A waiver for or reduction in personal and corporate tax would be far more far reaching compared with tax exemptions for the purchase of properties. And it would have an immediate impact on the economy at large. The average citizen will have more disposable income to put into the economy and businesses will have more cash flow to sustain operations.
We need to go into sustainability and recovery mode for the next two years and ensuring ordinary people as well as businesses have sufficient cash is a key to success.
How about a windfall tax?
It is said that in every crisis, there will be the lucky few who benefit and indeed it has been reported that there are a few sectors and companies in Malaysia that have by chance “benefited” from the Covid-19 pandemic, such as those in healthcare and in the manufacturing of latex gloves and personal protective equipment (PPE). In fact, it has been reported that some of the owners of these companies have become billionaires overnight.
To offset the loss of revenue from granting tax exemptions as we have proposed above, the government could impose a “windfall tax” for the next two years on companies and sectors that somehow “benefited” from this crisis.
This windfall tax would be similar to that imposed on sales of CPO (crude palm oil) in the past when the price was very high.
A “prosper thy neighbours” policy is most apt in these times.
Check on digital tax
The government must also push ahead with the implementation and execution of the digital tax as more and more businesses move online to cut costs and also due to the pandemic.
Technology giants have been known to use various innovative methods to move their goods and services worldwide to avoid paying tax.

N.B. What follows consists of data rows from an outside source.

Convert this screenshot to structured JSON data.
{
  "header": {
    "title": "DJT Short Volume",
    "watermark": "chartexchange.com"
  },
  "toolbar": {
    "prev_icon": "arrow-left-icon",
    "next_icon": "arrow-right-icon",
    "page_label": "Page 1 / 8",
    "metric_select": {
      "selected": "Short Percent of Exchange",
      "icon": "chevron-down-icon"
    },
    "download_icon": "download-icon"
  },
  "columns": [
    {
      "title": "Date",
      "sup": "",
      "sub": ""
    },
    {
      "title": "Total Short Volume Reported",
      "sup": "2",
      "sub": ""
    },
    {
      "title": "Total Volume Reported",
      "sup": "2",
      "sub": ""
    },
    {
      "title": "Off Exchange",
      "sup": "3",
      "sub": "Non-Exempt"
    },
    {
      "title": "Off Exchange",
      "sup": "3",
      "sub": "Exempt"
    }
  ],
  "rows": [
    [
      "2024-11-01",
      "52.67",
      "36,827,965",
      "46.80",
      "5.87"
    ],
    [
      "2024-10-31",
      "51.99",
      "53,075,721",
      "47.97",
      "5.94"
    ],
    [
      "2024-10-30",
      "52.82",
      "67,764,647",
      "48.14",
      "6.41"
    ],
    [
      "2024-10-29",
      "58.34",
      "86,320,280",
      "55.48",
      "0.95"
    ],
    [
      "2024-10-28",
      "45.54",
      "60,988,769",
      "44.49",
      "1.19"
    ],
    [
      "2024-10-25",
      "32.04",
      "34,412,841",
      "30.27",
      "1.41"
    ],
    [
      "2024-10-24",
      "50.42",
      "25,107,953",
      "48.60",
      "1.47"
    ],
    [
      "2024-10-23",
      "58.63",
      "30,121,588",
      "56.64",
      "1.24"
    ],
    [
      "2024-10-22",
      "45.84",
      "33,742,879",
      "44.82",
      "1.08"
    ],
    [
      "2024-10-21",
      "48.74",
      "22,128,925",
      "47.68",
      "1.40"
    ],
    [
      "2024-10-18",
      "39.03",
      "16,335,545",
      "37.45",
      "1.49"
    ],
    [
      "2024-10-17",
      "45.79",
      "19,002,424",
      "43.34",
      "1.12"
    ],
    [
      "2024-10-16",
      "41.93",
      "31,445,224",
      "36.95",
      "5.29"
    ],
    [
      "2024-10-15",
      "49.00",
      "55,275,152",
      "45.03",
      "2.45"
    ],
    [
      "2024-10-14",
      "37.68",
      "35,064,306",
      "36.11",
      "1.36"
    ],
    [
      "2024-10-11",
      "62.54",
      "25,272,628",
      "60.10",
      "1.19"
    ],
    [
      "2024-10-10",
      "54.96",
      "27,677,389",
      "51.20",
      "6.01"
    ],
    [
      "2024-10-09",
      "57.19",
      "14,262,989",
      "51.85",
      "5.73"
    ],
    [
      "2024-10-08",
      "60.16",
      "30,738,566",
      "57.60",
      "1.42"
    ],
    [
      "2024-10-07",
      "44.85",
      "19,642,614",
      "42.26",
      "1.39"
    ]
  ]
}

The government must ensure that all providers of online goods and services that are used by consumers in Malaysia pay the required taxes so that our government does not lose out on much needed revenue during these challenging times.
To ease the burden of this pandemic, banks have given their customers a six-month moratorium on loan repayments, and, as was announced recently, there will be a further three-month extension giving targeted assistance. So we urge the government to show similar compassion to the rakyat across the board to ease their burden by granting a temporary tax (income) holiday.
DATUK CHANG KIM LOONG
Honorary Secretary-General, National House Buyers Association (HBA)
Note: The National House Buyers Association is a non-governmental and not-for-profit organisation run by volunteers.